The 48-year-old father and husband was stabbed to death by Khalid Masood as he carried out his duties on the cobbled forecourt of the Palace of Westminster.
Pc Palmer’s funeral cortege, including his hearse topped with a floral tribute reading No 1 Daddy, left the palace, where his coffin laid in rest overnight, through the Carriage Gates he died defending.
His coffin travelled slowly and amid silence along 2.6 miles of the capital’s usually bustling streets, avoiding the scene of last month’s atrocity on Westminster Bridge on its journey to Southwark Cathedral, in central London.

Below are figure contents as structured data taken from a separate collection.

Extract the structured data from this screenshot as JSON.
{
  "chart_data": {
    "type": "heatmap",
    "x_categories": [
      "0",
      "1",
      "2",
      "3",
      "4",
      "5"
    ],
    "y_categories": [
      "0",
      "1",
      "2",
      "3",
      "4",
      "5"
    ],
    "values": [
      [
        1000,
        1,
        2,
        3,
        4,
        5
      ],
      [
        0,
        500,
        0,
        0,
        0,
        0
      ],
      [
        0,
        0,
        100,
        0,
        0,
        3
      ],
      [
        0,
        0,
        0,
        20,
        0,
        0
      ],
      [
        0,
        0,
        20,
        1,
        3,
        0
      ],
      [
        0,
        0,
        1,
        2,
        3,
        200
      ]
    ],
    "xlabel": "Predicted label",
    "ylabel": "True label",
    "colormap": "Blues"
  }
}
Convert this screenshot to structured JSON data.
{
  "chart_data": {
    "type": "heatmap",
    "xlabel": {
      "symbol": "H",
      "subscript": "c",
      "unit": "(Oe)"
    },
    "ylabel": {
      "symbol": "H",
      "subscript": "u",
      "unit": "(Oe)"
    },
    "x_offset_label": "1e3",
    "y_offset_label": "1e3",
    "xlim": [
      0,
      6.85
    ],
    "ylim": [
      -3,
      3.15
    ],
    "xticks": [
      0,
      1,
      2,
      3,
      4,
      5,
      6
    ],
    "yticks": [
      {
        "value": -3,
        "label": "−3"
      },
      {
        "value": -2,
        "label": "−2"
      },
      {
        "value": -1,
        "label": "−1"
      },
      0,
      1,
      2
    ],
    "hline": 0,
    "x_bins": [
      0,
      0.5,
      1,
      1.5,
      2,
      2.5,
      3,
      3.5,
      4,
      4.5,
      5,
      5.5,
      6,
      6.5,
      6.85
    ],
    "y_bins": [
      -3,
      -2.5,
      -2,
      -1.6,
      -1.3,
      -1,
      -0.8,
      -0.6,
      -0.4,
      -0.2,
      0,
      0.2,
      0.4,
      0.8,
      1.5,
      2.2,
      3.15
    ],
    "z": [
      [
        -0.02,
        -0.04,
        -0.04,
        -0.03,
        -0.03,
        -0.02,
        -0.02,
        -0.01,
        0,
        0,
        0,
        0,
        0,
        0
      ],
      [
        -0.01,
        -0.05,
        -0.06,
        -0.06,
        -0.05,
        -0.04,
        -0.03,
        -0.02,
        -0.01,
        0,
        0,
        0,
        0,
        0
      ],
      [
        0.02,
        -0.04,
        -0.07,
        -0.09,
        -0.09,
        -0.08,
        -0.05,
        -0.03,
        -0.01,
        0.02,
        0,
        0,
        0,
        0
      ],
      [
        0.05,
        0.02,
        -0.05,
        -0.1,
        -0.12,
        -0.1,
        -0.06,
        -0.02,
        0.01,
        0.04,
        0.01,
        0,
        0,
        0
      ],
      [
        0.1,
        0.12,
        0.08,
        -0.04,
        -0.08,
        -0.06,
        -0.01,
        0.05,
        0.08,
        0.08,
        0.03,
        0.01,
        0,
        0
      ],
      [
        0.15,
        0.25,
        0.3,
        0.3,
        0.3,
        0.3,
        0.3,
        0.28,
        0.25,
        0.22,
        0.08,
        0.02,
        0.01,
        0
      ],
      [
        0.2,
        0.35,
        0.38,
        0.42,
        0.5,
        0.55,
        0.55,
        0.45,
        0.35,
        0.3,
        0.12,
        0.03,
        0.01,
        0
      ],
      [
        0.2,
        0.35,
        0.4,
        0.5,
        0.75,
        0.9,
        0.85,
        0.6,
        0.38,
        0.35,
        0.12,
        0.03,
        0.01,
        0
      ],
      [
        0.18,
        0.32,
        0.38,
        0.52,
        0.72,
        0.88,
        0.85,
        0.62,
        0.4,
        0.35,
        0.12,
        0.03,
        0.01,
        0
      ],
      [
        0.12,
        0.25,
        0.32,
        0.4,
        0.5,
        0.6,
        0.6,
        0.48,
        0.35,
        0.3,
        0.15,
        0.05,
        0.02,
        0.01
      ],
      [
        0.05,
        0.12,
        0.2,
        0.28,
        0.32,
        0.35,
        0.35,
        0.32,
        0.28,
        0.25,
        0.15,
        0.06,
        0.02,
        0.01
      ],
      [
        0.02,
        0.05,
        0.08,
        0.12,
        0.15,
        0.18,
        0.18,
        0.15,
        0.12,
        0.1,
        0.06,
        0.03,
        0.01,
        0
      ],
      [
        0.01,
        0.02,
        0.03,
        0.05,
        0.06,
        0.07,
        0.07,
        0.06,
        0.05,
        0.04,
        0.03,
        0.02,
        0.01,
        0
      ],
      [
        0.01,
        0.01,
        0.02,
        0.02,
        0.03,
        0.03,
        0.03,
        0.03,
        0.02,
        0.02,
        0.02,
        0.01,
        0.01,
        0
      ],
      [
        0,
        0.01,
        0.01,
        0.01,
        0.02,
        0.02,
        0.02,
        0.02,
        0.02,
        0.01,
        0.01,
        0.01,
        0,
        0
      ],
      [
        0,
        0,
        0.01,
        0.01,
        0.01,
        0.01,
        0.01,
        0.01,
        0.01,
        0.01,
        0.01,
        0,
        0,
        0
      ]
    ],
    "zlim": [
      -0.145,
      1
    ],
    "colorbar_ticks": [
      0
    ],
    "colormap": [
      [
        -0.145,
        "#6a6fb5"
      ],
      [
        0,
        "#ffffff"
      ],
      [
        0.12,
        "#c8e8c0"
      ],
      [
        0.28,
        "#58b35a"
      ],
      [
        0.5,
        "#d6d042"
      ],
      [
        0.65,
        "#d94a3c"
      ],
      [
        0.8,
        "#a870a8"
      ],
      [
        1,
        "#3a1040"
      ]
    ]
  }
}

Around 50 members of Pc Palmer’s family including his wife, child, mother and father, brother and sisters attended the cathedral service, led by the Dean of Southwark the Very Reverend Andrew Nunn and followed by a private cremation.
Home Secretary Amber Rudd, Mayor of London Sadiq Khan and the manager and captain of Pc Palmer’s beloved Charlton Athletic football club, Karl Robinson and Johnnie Jackson, were present.
Met Commissioner Cressida Dick, the first female head of Scotland Yard in its 188-year history, also attended the full force funeral in her first public engagement in her new role.
She read the WH Auden poem Funeral Blues, which begins “Stop all the clocks, cut off the telephone”, and asks for “the traffic police men to wear black cotton gloves” in mourning of a loved one.
Ms Dick told Sky News: “It was a chosen by the family - it was a poem they wanted to have read and for me it was an enormous privilege to be asked to read it. It’s a very powerful poem.”
The Met said more than 5,000 officers from the force and across the country were expected to gather in central London for the service and to line the route, which saw dozens of roads closed to traffic for hours.
Thousands more officers and staff at police stations across the country marked two minutes’ silence at 2pm.
Ms Dick praised the turnout from police and members of the public, who had lined the barriers along the route even hours before the funeral began.
“I think the events at Westminster have appalled the whole nation, that’s quite clear,” Ms Dick said.
“Since then I know, Met colleagues and colleagues from all around the country have been literally overwhelmed by the strength of feeling from members of the public.”
Columns of officers in dress uniform, many with service medals pinned to their jackets and wearing white gloves, lined up near the cathedral as on-duty colleagues involved in the large security operation stood guard.
A burst of sunshine broke through the clouds as Pc Palmer’s funeral procession wound its course up the packed Borough High Street.
A hushed silence interrupted the swell of by-standers lining the procession’s route as it passed, while tourists and locals leant over barricades on one of London’s busiest arteries between the City of London and Southwark.
The hearse passed to the sound of organ music from the nearby cathedral, broadcast to the street over a PA system hanging from a lamppost.
Some members of the public and police shed tears as the procession went past, while members of Pc Palmer’s family and friends followed the hearse in solemn black cars at the rear.
The procession was led by the Metropolitan Police Colour Party and a Black Escort of mounted officers before the coffin was carried into the cathedral by colleagues and friends of Pc Palmer.
Two National Police Air Service helicopters also performed a flypast and aerial salute.
Screens and PA systems were erected for members of the public outside to watch and listen to the service, while inside the Met’s senior chaplain, the Reverend Prebendary Jonathan Osborne, led prayers and Chief Inspector Neil Sawyer, who worked with Pc Palmer in Bromley and the Territorial Support Group, paid tribute.
Hymns including I Heard The Voice Of Jesus Say were followed by a rendition of The Last Post by a bugler from the Honourable Artillery Company.
Officers bowed their heads as the Last Post sounded from the cathedral shortly after a recital of The Lord’s Prayer.
The crowds swelled as passers-by stopped to join those already listening to the service from the PA systems surrounding the cathedral.
A few moments’ silence then followed a rendition of God Save The Queen, as on-duty officers, medical staff and members of the public stood still in respect for Pc Palmer.
At the end of the service, his coffin was again placed inside the hearse, which also had floral tributes reading “husband”, “uncle”, “Keith” and “son”, and driven away to a private ceremony for family and friends.